Les techniques ancestrales de culture du riz sont sur le point d’être bouleversées par la recherche génétique sur cette culture vivrière qui nourrit la moitié de l’humanité, annoncent des chercheurs qui évoquent l’avènement possible d’une nouvelle « révolution verte ».
En s’appuyant sur une gigantesque banque de variétés de riz conservées aux Philippines et sur la technologie chinoise, une équipe internationale de chercheurs est parvenue à déterminer le séquençage du génome de plus de 3.000 variétés de riz, c’est-à-dire à dresser une sorte d’inventaire de leurs gènes.
Les riziculteurs vont pouvoir se servir de ces données pour tenter de développer certaines caractéristiques de la céréale afin d’obtenir des variétés aux rendements plus élevés, plus résistantes ou plus nutritives, et ce alors que les conditions vont s’aggraver, ont dit à l’AFP les chercheurs qui sont partie prenante du projet.
« Cela va contribuer à renforcer la sécurité alimentaire des consommateurs », dit Kenneth McNally, un biochimiste américain employé par l’Institut international de recherche sur le riz (IRRI), basé à Los Banos, au sud de Manille. ONG créée en 1960, l’IRRI travaille avec différents gouvernements pour améliorer les variétés.
Au fil des siècles, les paysans ont amélioré les variétés en isolant certaines caractéristiques et en les croisant.
Mais, souligne Kenneth McNally, ils ne savaient pas quels gènes contrôlaient quel trait de la céréale si bien que leur travail relevait du tâtonnement.
Le séquençage du génome va permettre de donner un coup d’accélérateur au processus, soulignent les chercheurs. Des variétés améliorées pourront être mises à disposition des paysans en moins de trois ans, contre 12 ans sans ces informations génétiques.
Le séquençage permet de décrypter l’ADN, support du patrimoine génétique de tous les être vivants. C’est un peu comme si les scientifiques avaient résolu un puzzle géant composé de milliards de morceaux microscopiques, disent-ils.
L’IRRI a collaboré pour ses recherches avec la BGI, entreprise hi-tech chinoise spécialisée dans la génomique.
Des morceaux de feuilles, extraits pour la plupart parmi les 127.000 variétés entreposées dans la banque de données de l’IRRI, ont été pilés par les équipes de M. McNally avant d’être envoyés en Chine.
Les chercheurs mettent un point d’honneur à souligner que leur travail n’a rien à voir avec la production d’organismes génétiquement modifiés (OGM).
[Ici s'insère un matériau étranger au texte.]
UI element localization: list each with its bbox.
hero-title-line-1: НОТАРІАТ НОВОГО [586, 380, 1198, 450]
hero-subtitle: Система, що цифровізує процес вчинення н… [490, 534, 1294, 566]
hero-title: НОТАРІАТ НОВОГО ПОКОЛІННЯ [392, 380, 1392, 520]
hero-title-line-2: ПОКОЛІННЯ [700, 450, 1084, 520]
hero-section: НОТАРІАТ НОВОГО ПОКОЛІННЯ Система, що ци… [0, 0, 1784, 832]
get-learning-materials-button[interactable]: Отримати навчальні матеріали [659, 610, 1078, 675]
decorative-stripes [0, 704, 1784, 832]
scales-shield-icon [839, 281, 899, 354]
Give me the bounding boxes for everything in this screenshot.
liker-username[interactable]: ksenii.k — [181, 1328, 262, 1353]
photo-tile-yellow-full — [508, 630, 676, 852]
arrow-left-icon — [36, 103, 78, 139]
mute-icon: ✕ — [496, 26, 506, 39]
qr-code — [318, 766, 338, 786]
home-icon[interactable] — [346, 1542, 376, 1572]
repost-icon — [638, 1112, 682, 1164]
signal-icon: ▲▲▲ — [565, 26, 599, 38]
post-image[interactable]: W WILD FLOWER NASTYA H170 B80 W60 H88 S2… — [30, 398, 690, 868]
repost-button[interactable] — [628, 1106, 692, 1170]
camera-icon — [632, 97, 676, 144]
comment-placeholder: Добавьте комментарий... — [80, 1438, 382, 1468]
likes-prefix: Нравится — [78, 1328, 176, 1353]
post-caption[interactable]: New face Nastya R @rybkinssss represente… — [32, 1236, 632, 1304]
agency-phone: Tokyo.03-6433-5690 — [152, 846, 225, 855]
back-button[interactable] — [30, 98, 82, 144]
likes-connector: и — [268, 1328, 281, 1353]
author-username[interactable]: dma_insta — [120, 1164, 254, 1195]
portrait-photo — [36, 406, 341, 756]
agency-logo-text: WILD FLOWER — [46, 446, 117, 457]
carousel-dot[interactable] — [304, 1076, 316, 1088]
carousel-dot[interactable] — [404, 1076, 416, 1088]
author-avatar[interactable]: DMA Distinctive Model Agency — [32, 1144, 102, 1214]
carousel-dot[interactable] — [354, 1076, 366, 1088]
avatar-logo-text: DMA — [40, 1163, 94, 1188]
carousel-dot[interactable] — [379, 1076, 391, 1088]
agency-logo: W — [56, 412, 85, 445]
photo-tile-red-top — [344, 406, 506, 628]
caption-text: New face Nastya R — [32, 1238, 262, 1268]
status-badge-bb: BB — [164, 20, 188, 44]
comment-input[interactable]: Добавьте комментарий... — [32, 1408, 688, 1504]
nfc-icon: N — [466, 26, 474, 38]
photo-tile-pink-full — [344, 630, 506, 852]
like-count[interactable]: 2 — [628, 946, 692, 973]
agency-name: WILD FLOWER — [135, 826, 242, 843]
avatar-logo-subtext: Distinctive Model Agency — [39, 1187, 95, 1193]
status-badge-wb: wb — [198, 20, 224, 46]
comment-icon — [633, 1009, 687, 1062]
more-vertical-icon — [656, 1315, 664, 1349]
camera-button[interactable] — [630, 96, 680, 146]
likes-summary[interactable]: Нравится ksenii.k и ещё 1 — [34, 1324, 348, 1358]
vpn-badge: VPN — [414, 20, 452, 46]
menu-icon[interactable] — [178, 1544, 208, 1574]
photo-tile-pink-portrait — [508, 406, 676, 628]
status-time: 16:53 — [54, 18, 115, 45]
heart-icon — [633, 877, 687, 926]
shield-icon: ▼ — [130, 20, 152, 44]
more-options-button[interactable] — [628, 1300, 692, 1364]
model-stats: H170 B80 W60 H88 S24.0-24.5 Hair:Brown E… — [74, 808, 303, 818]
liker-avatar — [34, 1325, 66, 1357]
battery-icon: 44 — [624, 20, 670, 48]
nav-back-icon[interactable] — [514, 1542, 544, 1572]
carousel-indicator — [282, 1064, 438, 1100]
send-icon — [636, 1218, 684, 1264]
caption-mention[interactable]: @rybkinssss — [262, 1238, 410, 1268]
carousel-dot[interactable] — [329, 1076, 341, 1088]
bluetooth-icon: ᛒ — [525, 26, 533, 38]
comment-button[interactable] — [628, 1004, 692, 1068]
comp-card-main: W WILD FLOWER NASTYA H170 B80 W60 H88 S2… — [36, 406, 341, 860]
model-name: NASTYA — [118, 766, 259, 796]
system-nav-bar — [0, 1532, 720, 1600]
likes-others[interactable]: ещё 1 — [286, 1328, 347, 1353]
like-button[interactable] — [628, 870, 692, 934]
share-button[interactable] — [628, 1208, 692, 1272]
Mais, disent-ils, ces techniques seront bien utiles dans les années à venir à cause de la dégradation des conditions de la riziculture.
Il y aura des millions de bouches supplémentaires à nourrir mais la quantité de terres agricoles va décroître à cause du développement urbain, de la montée des eaux de la mer, du changement climatique et de son cortège de tempêtes et de sécheresses nuisibles pour l’agriculture.
Les maladies deviendront plus résistantes aux pesticides et aux herbicides tandis que l’eau douce, essentielle pour la culture du riz, va se raréfier dans de nombreux endroits de la planète.
Les chercheurs espèrent que les nouvelles variétés sauront résister à tous ces problèmes. « On va pouvoir obtenir les propriétés qu’on veut dans le riz, en termes de résistance à la sécheresse et aux maladies, de rendement », dit Nikolaï Alexandrov, bio-analyste russe de l’IRRI.
Les scientifiques évoquent une seconde « révolution verte ».
La première s’était produite dans les années 1960 sous l’égide en particulier de l’agronome américain Norman Borlaug, prix Nobel de la paix dont les travaux sur une variété de blé résistante avaient permis de sauver des millions de vie en évitant les famines.
La mise au point de plants hybrides avait dopé les rendements dans les pays en développement.
Aujourd’hui, les chercheurs espèrent aussi que leurs travaux serviront à produire des variétés plus riches en nutriments, qui serviront à combattre certaines maladies chez l’homme.
« Nous étudions l’enrichissement en micronutriments », dit Nese Sreenivasulu, chercheur indien chargé de la qualité et de la nutrition à l’IRRI.
La prévalence du diabète de type-2, qui touche des centaines de millions de personnes, pourrait être limitée par la mise au point de variétés de riz qui libérerait plus lentement du sucre dans le sang.
L’IRRI espère aussi mettre au point du riz plus riche en zinc, ce qui permettrait de lutter contre les retards de croissance et les décès liés à la diarrhée dans le Sud-Est asiatique.